O ARTIGO 142 (II)
João Eichbaum
O finado Ulisses Guimarães e a sua turma
escreveram, no artigo 142 da Constituição: “as Forças Armadas,
constituídas pela Marinha, pelo Exército e pela Aeronáutica, são instituições
nacionais permanentes e regulares, organizadas com base na hierarquia e na
disciplina, sob a autoridade suprema do Presidente da República, e destinam-se
à defesa da Pátria, à garantia dos poderes constitucionais e, por iniciativa de
qualquer destes, da lei e da ordem”.
Usada indevidamente para
ligar a oração principal a uma oração explicativa, a conjunção aditiva “e” (“e
destinam-se”) agride as vistas e os ouvidos de quem tem intimidade com a língua
portuguesa.
Do Direito mal escrito
não se pode extrair raciocínio depurado pela lógica. As impropriedades
gramaticais tiram a clareza da expressão. E aí cada jurista toma o rumo que lhe
convém, ou que calha no tamanho de sua cultura.
Em artigo publicado no
jornal Valor, as jornalistas Isadora Peron e Luíza Martins transcrevem trechos
de uma entrevista com Gilmar Mendes. Segundo elas “o ministro não vê como papel das Forças
Armadas avaliar quando um Poder invade a competência do outro. Ele rebateu uma
declaração recente do procurador-geral da República, Augusto Aras, que defendeu
que o artigo 142 da Constituição prevê que, em caso de interferência, os
militares devem garantir o “funcionamento dos Poderes constituídos”. E mais
disse o loquaz Gilmar: “Acho que se instalou no país uma grande loucura, uma
grande confusão. Recentemente eu disse que essa tese é uma tese de lunáticos. É
uma viagem de lunáticos. O artigo 142 tem uma discussão muito importante que é
a missão das Forças Armadas para proteger poderes constitucionais e assegurar a
lei e a ordem a pedido de um dos Poderes, mas é só isso”.
O que Gilmar Mendes não disse, mas deveria
dizer, se conhece a fundo o Direito Constitucional, é que o artigo 142 não é
autoexecutável.
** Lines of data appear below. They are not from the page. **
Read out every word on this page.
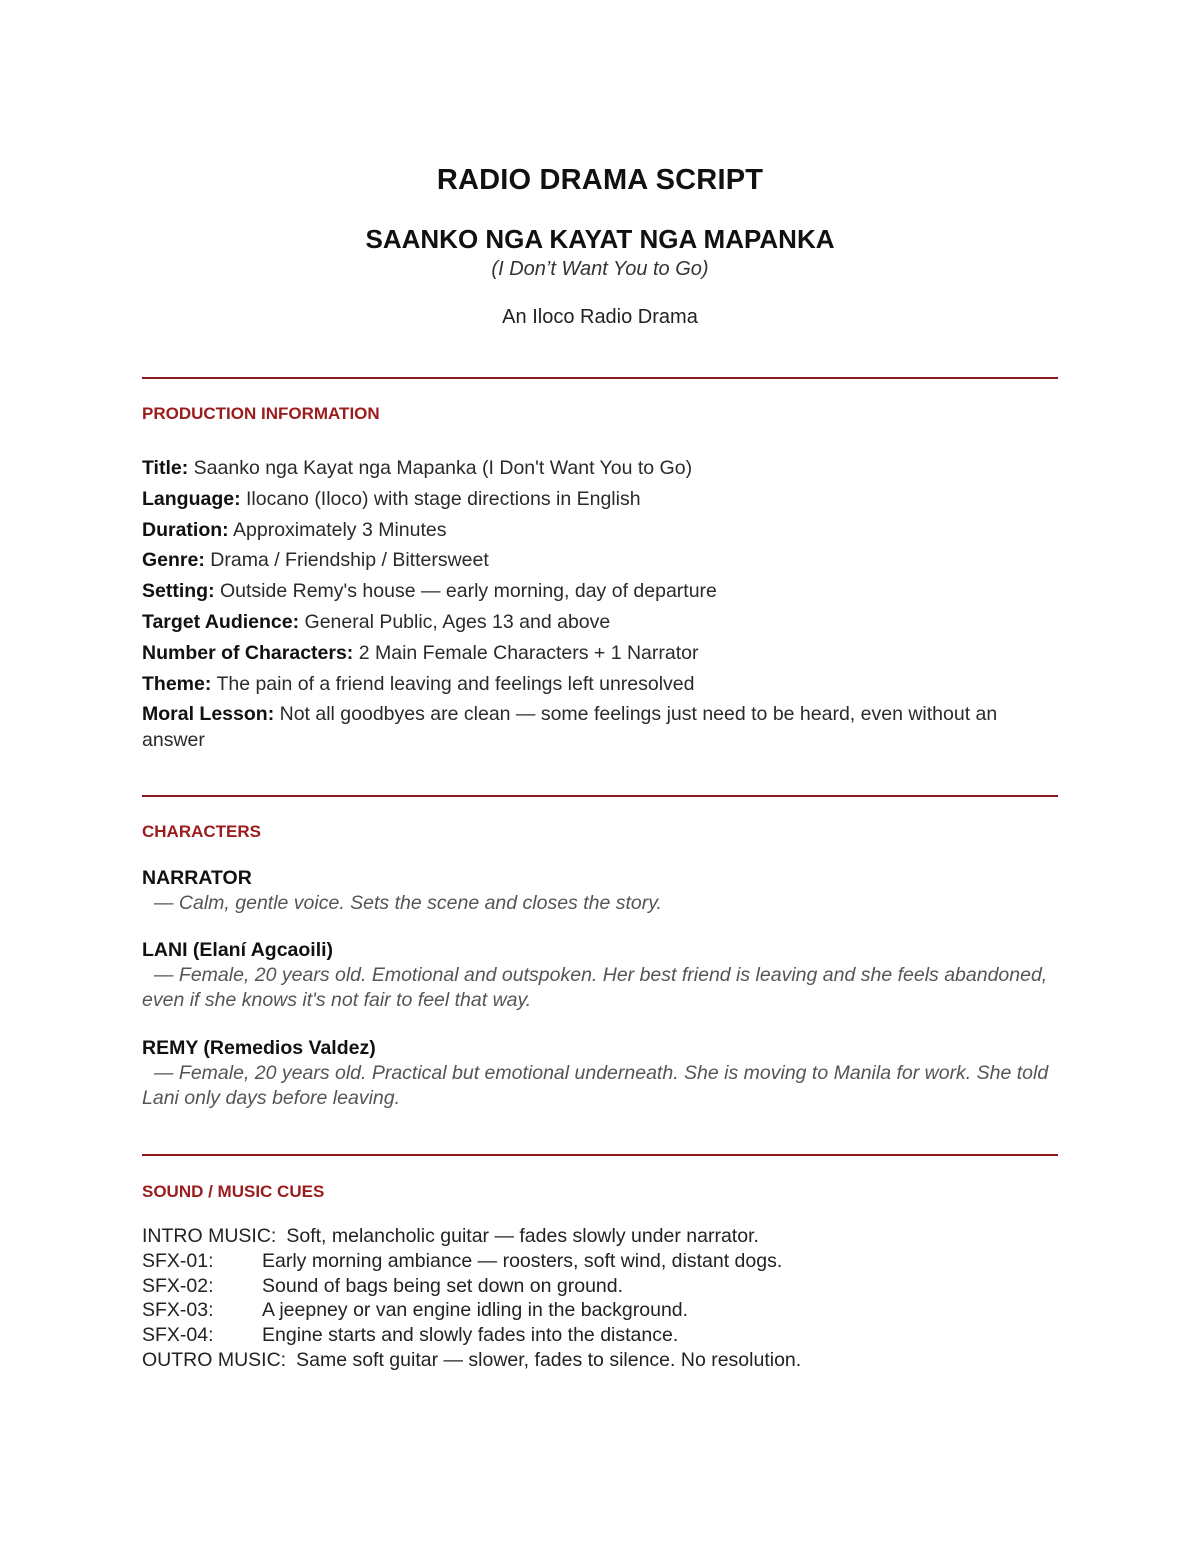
RADIO DRAMA SCRIPT
SAANKO NGA KAYAT NGA MAPANKA
(I Don’t Want You to Go)
An Iloco Radio Drama
PRODUCTION INFORMATION
Title: Saanko nga Kayat nga Mapanka (I Don't Want You to Go)
Language: Ilocano (Iloco) with stage directions in English
Duration: Approximately 3 Minutes
Genre: Drama / Friendship / Bittersweet
Setting: Outside Remy's house — early morning, day of departure
Target Audience: General Public, Ages 13 and above
Number of Characters: 2 Main Female Characters + 1 Narrator
Theme: The pain of a friend leaving and feelings left unresolved
Moral Lesson: Not all goodbyes are clean — some feelings just need to be heard, even without an answer
CHARACTERS
NARRATOR
— Calm, gentle voice. Sets the scene and closes the story.
LANI (Elaní Agcaoili)
— Female, 20 years old. Emotional and outspoken. Her best friend is leaving and she feels abandoned, even if she knows it's not fair to feel that way.
REMY (Remedios Valdez)
— Female, 20 years old. Practical but emotional underneath. She is moving to Manila for work. She told Lani only days before leaving.
SOUND / MUSIC CUES
INTRO MUSIC: Soft, melancholic guitar — fades slowly under narrator.
SFX-01:	Early morning ambiance — roosters, soft wind, distant dogs.
SFX-02:	Sound of bags being set down on ground.
SFX-03:	A jeepney or van engine idling in the background.
SFX-04:	Engine starts and slowly fades into the distance.
OUTRO MUSIC: Same soft guitar — slower, fades to silence. No resolution.
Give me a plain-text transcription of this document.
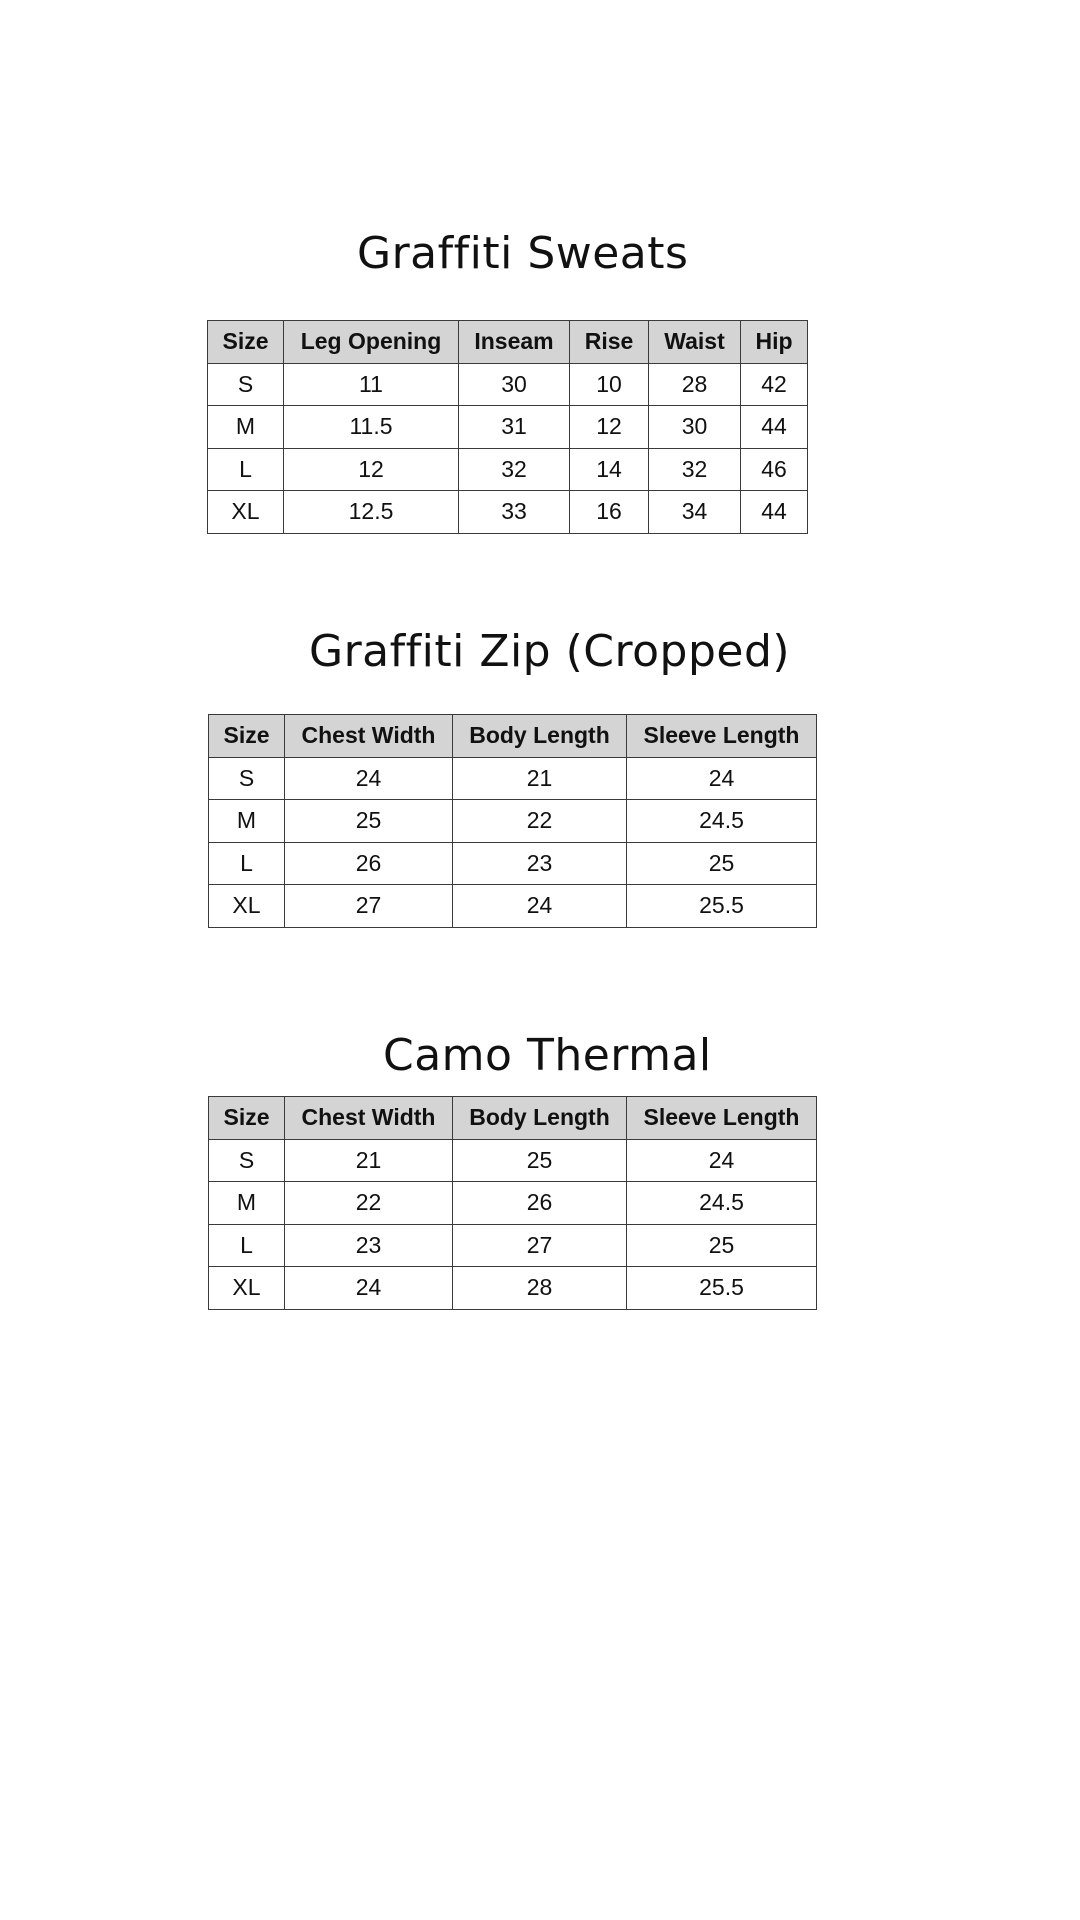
Graffiti Sweats
Size	Leg Opening	Inseam	Rise	Waist	Hip
S	11	30	10	28	42
M	11.5	31	12	30	44
L	12	32	14	32	46
XL	12.5	33	16	34	44
Graffiti Zip (Cropped)
Size	Chest Width	Body Length	Sleeve Length
S	24	21	24
M	25	22	24.5
L	26	23	25
XL	27	24	25.5
Camo Thermal
Size	Chest Width	Body Length	Sleeve Length
S	21	25	24
M	22	26	24.5
L	23	27	25
XL	24	28	25.5
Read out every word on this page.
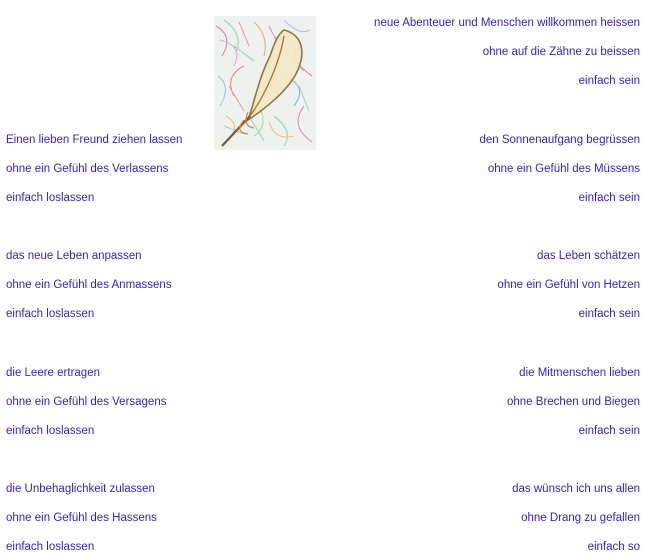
Einen lieben Freund ziehen lassen
ohne ein Gefühl des Verlassens
einfach loslassen
das neue Leben anpassen
ohne ein Gefühl des Anmassens
einfach loslassen
die Leere ertragen
ohne ein Gefühl des Versagens
einfach loslassen
die Unbehaglichkeit zulassen
ohne ein Gefühl des Hassens
einfach loslassen
neue Abenteuer und Menschen willkommen heissen
ohne auf die Zähne zu beissen
einfach sein
den Sonnenaufgang begrüssen
ohne ein Gefühl des Müssens
einfach sein
das Leben schätzen
ohne ein Gefühl von Hetzen
einfach sein
die Mitmenschen lieben
ohne Brechen und Biegen
einfach sein
das wünsch ich uns allen
ohne Drang zu gefallen
einfach so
Ele precisa de uma lei que o
torne exequível, se e quando necessário for. E aí se apresenta com tal finalidade a Lei
Complementar nº 97.
No artigo 15 ela estabelece: “o emprego das Forças Armadas na defesa da Pátria
e na garantia dos poderes constitucionais, da lei e da ordem, e na participação
em operações de paz, é de responsabilidade do Presidente da República...”
E no §2º: “ a atuação das Forças Armadas, na garantia da lei e da
ordem, por iniciativa de quaisquer dos poderes constitucionais, ocorrerá de
acordo com as diretrizes baixadas em ato do Presidente da República, após
esgotados os instrumentos destinados à preservação da ordem pública e da
incolumidade das pessoas e do patrimônio, relacionados no art. 144 da
Constituição Federal”.
Lógico, sendo o Presidente da República a “autoridade suprema” das
Forças Armadas, compete-lhe decidir
sobre a atuação delas. Portanto, para a garantir
o exercício constitucional do Poder Executivo, que está sendo solapado acintosamente
por decisões do Judiciário, cabe ao Presidente convocar seus comandados. Basta uma
voz de comando máscula, intimorata, para mostrar que nos poderes
constitucionais não há dança de cadeiras.